The Wall Street Journal
By: Robert Powell
January 30, 2010
Obama's Plan Seen as Going Only So Far in Offering Workplace-Based Initiatives
Good, but not enough. That is how academics and financial advisers characterize President Obama's plans to help Americans save more for retirement.
Mr. Obama wants to expand tax credits that reward retirement savers, and he seeks to require that all employers provide workplace-based retirement savings plans, or automatic individual retirement accounts.
Many of the measures are based on sound research conducted by renowned behavioral finance professionals, and they will help middle-class Americans, some observers said. But some also said the measures don't go far enough, and the plans ignore other equally large, if not larger, financial issues. Their take:
• Expanding the Saver's Credit: The Obama administration is proposing to expand and simplify the saver's credit, which allows a person to shave money off his or her tax bill, linked to donations to a retirement account. The lower the income, the higher the credit, 50% of donations up to $2,000 for singles earning up to $16,750 and $33,500 for married people filing jointly. The credit phases out at $27,750 for singles and $55,500 for married joint filers. Taxpayers at that upper end get only a 10% credit.
Mr. Obama wants to give a flat 50% credit for the first $1,000 of contributions to retirement plans by families earning up to $65,000 and provide a partial credit to families earning up to $85,000. The administration also wants to make this tax credit refundable even if the taxpayer has no income-tax liability.
To Jodi DiCenzo of Behavioral Research Associates, those measures would go a long way toward promoting retirement security. But, she said, other problems are left unaddressed: the process by which taxpayers claim the credit and the fact that not enough people are aware it exists.
"The proposal simplifies the calculation, but does it simplify the hoops that taxpayers have to jump through to claim the credit?" Ms. DiCenzo said. Research shows that 34% of all eligible taxpayers who could have claimed the credit didn't.
Other research, released by Transamerica in 2008, showed that more than 80% of American workers with household incomes less than $50,000 weren't even aware of the saver's credit.
Ms. DiCenzo would like to see the credit become automatic and immediate "because immediate incentives are more effective than ones that are delayed."

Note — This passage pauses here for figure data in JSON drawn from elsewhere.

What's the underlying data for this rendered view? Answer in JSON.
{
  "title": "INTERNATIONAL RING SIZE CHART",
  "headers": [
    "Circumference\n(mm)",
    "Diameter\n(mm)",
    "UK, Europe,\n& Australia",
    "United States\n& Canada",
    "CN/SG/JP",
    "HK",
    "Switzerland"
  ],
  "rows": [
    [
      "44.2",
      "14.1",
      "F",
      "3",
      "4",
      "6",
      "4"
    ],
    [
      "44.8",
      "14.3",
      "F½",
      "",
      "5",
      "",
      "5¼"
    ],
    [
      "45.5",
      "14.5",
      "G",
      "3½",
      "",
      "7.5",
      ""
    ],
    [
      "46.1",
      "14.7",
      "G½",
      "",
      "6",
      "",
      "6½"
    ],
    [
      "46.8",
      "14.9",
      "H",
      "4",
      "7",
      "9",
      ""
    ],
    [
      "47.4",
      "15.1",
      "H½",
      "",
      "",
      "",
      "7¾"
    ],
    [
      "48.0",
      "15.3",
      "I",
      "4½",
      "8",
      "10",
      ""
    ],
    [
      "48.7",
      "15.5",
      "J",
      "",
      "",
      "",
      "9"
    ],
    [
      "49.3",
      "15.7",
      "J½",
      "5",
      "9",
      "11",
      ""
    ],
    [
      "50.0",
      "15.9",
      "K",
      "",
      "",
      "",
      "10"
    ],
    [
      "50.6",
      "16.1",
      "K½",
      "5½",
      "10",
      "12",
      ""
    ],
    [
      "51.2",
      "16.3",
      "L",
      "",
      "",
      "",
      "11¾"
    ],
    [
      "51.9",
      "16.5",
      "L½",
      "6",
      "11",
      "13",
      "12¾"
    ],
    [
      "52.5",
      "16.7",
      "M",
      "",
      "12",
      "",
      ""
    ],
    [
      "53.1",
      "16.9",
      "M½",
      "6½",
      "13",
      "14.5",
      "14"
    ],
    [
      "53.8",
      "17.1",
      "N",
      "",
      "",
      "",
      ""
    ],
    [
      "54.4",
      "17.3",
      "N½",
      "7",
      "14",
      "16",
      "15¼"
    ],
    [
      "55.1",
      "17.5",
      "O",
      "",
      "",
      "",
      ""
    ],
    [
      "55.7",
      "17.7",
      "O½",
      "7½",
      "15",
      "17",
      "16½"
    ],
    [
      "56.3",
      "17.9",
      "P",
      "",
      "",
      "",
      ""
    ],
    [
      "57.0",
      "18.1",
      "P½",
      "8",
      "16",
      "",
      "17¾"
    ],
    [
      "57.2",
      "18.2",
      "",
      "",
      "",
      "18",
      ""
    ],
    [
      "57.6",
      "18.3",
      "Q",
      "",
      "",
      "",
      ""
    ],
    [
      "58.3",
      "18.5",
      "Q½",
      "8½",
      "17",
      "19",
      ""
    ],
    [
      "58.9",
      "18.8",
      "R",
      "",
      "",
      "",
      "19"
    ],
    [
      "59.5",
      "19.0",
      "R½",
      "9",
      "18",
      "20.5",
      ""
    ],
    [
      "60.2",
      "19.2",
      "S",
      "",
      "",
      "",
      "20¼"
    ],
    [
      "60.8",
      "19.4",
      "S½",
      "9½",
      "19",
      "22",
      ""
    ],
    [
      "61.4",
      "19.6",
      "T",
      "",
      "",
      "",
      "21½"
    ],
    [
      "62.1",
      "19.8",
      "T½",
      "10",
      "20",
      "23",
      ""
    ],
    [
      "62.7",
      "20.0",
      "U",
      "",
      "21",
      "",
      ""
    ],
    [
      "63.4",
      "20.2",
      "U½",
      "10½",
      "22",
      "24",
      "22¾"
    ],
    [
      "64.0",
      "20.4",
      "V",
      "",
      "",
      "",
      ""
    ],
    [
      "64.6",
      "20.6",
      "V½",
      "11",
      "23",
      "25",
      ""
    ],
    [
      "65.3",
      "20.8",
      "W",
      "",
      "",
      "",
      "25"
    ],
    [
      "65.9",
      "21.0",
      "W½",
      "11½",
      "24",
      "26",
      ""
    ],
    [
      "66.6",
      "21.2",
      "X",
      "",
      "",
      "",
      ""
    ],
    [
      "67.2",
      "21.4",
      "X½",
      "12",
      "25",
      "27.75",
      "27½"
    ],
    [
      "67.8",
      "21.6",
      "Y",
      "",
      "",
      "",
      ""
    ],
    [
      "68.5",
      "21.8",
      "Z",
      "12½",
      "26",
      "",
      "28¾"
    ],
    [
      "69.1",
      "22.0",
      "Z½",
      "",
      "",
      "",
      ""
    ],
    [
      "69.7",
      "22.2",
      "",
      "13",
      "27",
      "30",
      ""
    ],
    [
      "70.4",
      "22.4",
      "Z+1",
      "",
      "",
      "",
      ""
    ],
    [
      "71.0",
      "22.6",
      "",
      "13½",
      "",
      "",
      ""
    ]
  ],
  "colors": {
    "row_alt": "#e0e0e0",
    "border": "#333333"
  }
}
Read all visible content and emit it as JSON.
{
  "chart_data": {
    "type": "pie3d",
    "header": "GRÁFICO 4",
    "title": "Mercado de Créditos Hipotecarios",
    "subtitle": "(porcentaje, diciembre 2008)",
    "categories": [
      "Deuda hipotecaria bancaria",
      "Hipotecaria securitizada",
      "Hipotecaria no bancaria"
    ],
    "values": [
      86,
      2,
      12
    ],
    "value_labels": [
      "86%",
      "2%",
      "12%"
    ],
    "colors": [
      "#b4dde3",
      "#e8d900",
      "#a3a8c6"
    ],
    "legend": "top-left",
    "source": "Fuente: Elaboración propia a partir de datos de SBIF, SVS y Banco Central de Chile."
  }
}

• The Automatic IRA: Mr. Obama wants employers who don't offer a retirement plan to enroll employees in a direct-deposit IRA unless the employee opts out. Such a plan would, in effect, create employer-sponsored retirement plans for 78 million workers, the roughly 50% of working Americans who now don't have a plan at work.
Under the plan, workers would automatically have 3% of pretax earnings go into an IRA. The worker could increase the amount of the automatic deposits or opt out altogether. The money would either be placed into a diversified portfolio or the worker would have the option to invest that money as he or she sees fit.
The trouble is many people don't know how to invest wisely, said Gregory G. Seals, director of fixed income and behavioral finance at the CFA Institute. So everyone should be required to be in the diversified portfolio, he said.
• Updating 401(k) Regulations: The administration also is calling for improving the transparency of 401(k) fees to help workers and plan sponsors make sure they are getting investment, record-keeping and other services at a fair price. Moreover, Mr. Obama wants to promote the availability of annuities and other forms of guaranteed lifetime income, which transform savings into guaranteed future income.
While welcoming Mr. Obama's ideas, Norman Ehrentreich, the owner of Ehrentreich LDI Consulting & Research, said they fail to meet the problem of the declining defined-benefit pension plan, in which workers get a payment from a pension pool that their employer funds. This type of pension is going away, in favor of plans like the 401(k), which require workers to put away their own money, perhaps matched by employer's contributions. "Many Americans do not save enough to maintain their desired standard of living in retirement," he said.
• What's Missing: The administration's plan falls short by not trying to fight financial ignorance, said Annamaria Lusardi, a Dartmouth College professor and director of the Financial Literacy Center. By promoting financial education, she said, "People can make sound decisions not only about pensions but also mortgages, annuities and how to invest their pensions and to avoid the mistakes we have witnessed in this crisis."
Yet others take a broader view, contending that improving the economy is the best way to bolster retirement planning.
"No job, no retirement...These measures are like putting bandages on a patient dying of a heart attack," said Mark Matson, founder and chief executive of Matson Money, a financial adviser. Ending all entitlement programs and encouraging personal responsibility would help, he said.